The Basic Process: To file for Chapter 12 bankruptcy, the debtor must first file a bankruptcy petition at a cost of $200. Within 15 days after filing, the debtor must give a complete list of their liabilities and assets, and must pay a deposit of $500 to the appointed Chapter 12 trustee. Within 90 days the debtor needs to file a repayment plan telling how their creditors will be repaid. The debtor must also file a financial report every month which shows disbursements and receipts. Within 20 to 60 days after the bankruptcy petition is filed, the debtor must attend a meeting where they are questioned by the trustee and creditors and suggestions on the repayment plan are made. Within 45 days since the repayment plan was filed, the court will either approve or reject the plan.

Chapter 12 bankruptcy is very similar to Chapter 13, but has a higher debt ceiling than Chapter 13 because farmers and fishermen must sustain higher debts than workers with normal wages.

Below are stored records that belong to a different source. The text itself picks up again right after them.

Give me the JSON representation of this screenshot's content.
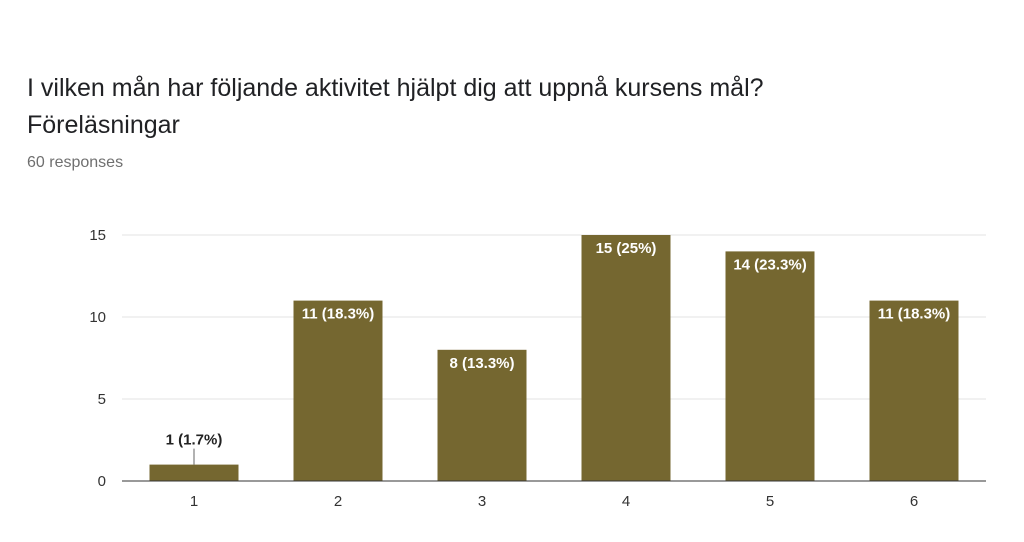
{
  "header": {
    "question": "I vilken mån har följande aktivitet hjälpt dig att uppnå kursens mål?",
    "subquestion": "Föreläsningar",
    "responses": "60 responses"
  },
  "colors": {
    "bar": "#756730",
    "grid": "#e3e3e3",
    "axis": "#333333",
    "label_inside": "#ffffff",
    "label_outside": "#222222"
  },
  "chart_data": {
    "type": "bar",
    "title": "",
    "xlabel": "",
    "ylabel": "",
    "categories": [
      "1",
      "2",
      "3",
      "4",
      "5",
      "6"
    ],
    "values": [
      1,
      11,
      8,
      15,
      14,
      11
    ],
    "data_labels": [
      "1 (1.7%)",
      "11 (18.3%)",
      "8 (13.3%)",
      "15 (25%)",
      "14 (23.3%)",
      "11 (18.3%)"
    ],
    "ylim": [
      0,
      15
    ],
    "yticks": [
      0,
      5,
      10,
      15
    ],
    "grid": true,
    "legend": "none"
  }
}
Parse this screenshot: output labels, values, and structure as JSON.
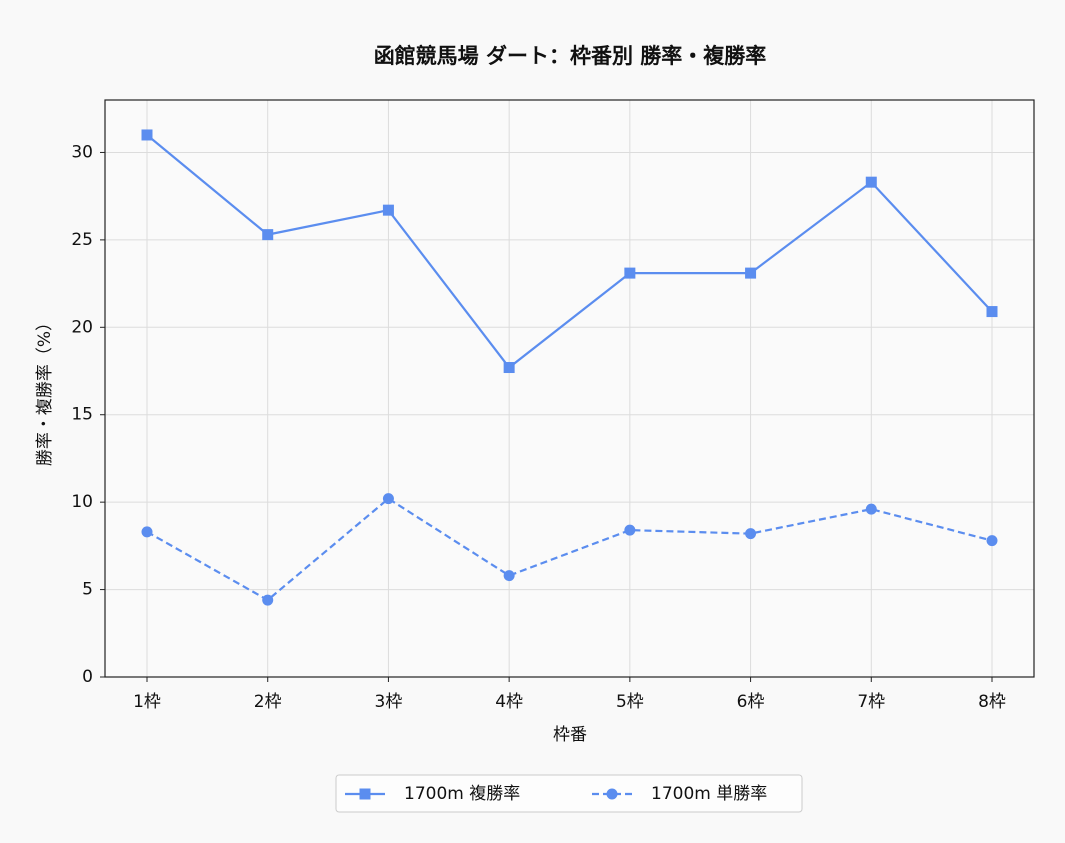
{
  "chart_data": {
    "type": "line",
    "title": "函館競馬場 ダート：枠番別 勝率・複勝率",
    "xlabel": "枠番",
    "ylabel": "勝率・複勝率（%）",
    "categories": [
      "1枠",
      "2枠",
      "3枠",
      "4枠",
      "5枠",
      "6枠",
      "7枠",
      "8枠"
    ],
    "series": [
      {
        "name": "1700m 複勝率",
        "color": "#5b8def",
        "linestyle": "solid",
        "marker": "square",
        "values": [
          31.0,
          25.3,
          26.7,
          17.7,
          23.1,
          23.1,
          28.3,
          20.9
        ]
      },
      {
        "name": "1700m 単勝率",
        "color": "#5b8def",
        "linestyle": "dashed",
        "marker": "circle",
        "values": [
          8.3,
          4.4,
          10.2,
          5.8,
          8.4,
          8.2,
          9.6,
          7.8
        ]
      }
    ],
    "ylim": [
      0,
      33
    ],
    "yticks": [
      0,
      5,
      10,
      15,
      20,
      25,
      30
    ],
    "grid": true,
    "legend": "bottom"
  }
}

Debtors must repay all or part of their debts within three years, or five years if they can persuade the court of extenuating circumstances.

Just like I would suggest to those thinking of filing a Chapter 13, I advise anyone that is considering filing bankruptcy under Chapter 12 to consult and with an experienced bankruptcy attorney.

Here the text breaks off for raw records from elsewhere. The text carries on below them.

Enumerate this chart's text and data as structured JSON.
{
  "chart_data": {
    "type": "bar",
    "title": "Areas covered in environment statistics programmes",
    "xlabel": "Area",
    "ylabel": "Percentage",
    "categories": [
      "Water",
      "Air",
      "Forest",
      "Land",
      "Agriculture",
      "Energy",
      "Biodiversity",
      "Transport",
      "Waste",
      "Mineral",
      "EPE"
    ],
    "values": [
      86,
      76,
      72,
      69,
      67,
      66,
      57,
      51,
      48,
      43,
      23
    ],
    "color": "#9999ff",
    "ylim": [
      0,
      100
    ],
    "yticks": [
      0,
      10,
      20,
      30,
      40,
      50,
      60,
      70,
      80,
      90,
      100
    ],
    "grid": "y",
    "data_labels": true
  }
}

Jonathan Ginsberg has been in private law practice since 1987. He writes and teaches about Chapter 7 and Chapter 13 bankruptcy protection.

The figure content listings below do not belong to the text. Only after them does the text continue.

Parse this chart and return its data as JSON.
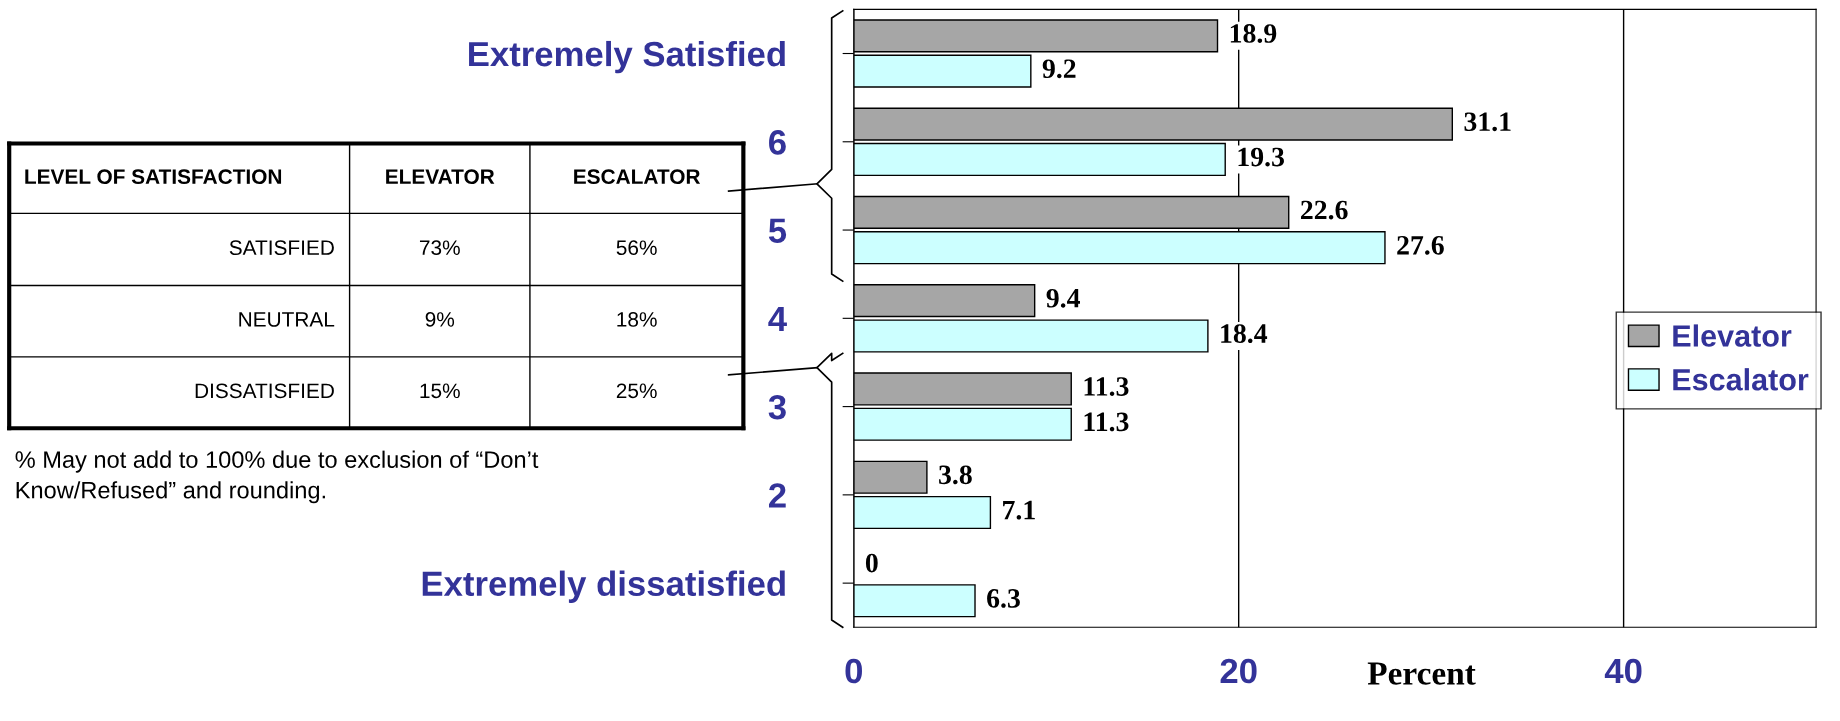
{
  "chart_data": {
    "type": "bar",
    "orientation": "horizontal",
    "xlabel": "Percent",
    "categories": [
      "Extremely Satisfied",
      "6",
      "5",
      "4",
      "3",
      "2",
      "Extremely dissatisfied"
    ],
    "series": [
      {
        "name": "Elevator",
        "color": "#a6a6a6",
        "values": [
          18.9,
          31.1,
          22.6,
          9.4,
          11.3,
          3.8,
          0
        ]
      },
      {
        "name": "Escalator",
        "color": "#ccffff",
        "values": [
          9.2,
          19.3,
          27.6,
          18.4,
          11.3,
          7.1,
          6.3
        ]
      }
    ],
    "xlim": [
      0,
      50
    ],
    "xticks": [
      0,
      20,
      40
    ],
    "grid": "x",
    "legend": "right",
    "data_labels": true,
    "annotations": [
      "LEVEL OF SATISFACTION",
      "ELEVATOR",
      "ESCALATOR",
      "SATISFIED",
      "73%",
      "56%",
      "NEUTRAL",
      "9%",
      "18%",
      "DISSATISFIED",
      "15%",
      "25%",
      "% May not add to 100% due to exclusion of “Don’t\nKnow/Refused” and rounding."
    ]
  }
}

  1. lots of questions says

    My husband and I filed chapter 12 because for 23 yrs we were farmers with Tyson foods growing chickens…..extremely hard work below poverty level we had upgraded our houses to their newly improvised specs in 2008 at our costs as always…we were cut off therefore our loss of income though it had. we filed chapter 12 in husband couldnt find a job I was unable to work BC migraines & yrs of pain from bulging discs in my neck which I had surgery in July 2010…just days later my husband got a temp job at Randstadt driving 1 hr 15 min at Jack Daniels in hopes of a reg job some day…….. our mortgage along with credit …was total $80.00…WE had a Federal farm loan included with this which became the main hounding of this main bankruptsy…they share the same square as my lawyer and judge….no chicken houses so my husband cleaned the litter and we traded this with some minnitites because the farm agriculture people had to have money that was farm related since we were in chapter 12…so we raised bottle calves for a yr gave my lawyer 4,100 in the spring and he said we would be eligible for the hardship disclosure…in Spring of 2010 we get a letter from our lawyer saying our case was dismissed…we see him…he lies saying its all part of the hardship…..Feb 2012 our county paper has our property for sale for forclosure the creditors are calling gonna take our car…so we filed chapter 13…to save our home…funny thing our total hasnt gone down ANY…and the FEDERAL AGRICULTURAL AGENCY has uped their 25,000 to $44,000 in less than a yr…not only that but they seized my income tax of $5, 124.00 and we only filed chapter 13 this Feb….my lawyer will not talk to me at all. and I cant believe this has happened to me…I cant believe my chapter 12 didnt work because we had no income coming in from a farm any more…my husband makes less than $500 a wee and chapter 13 has us set now to pay $250 a week….I have applied for SSI because I still have migraines…no insurance…my nerves still hasnt healed in my right arm from my neck surgery BC I had a bone spur on my nerve going down my right arm for 25 yrs…I now have sciatia as well…I need legal help…my lawyer isnt helping me at all.

  2. Lots… you are describing a variety of legal problems that cannot be properly addressed in a blog post response. If you are not getting appropriate response from your lawyer then you need to find another lawyer who can properly advise you.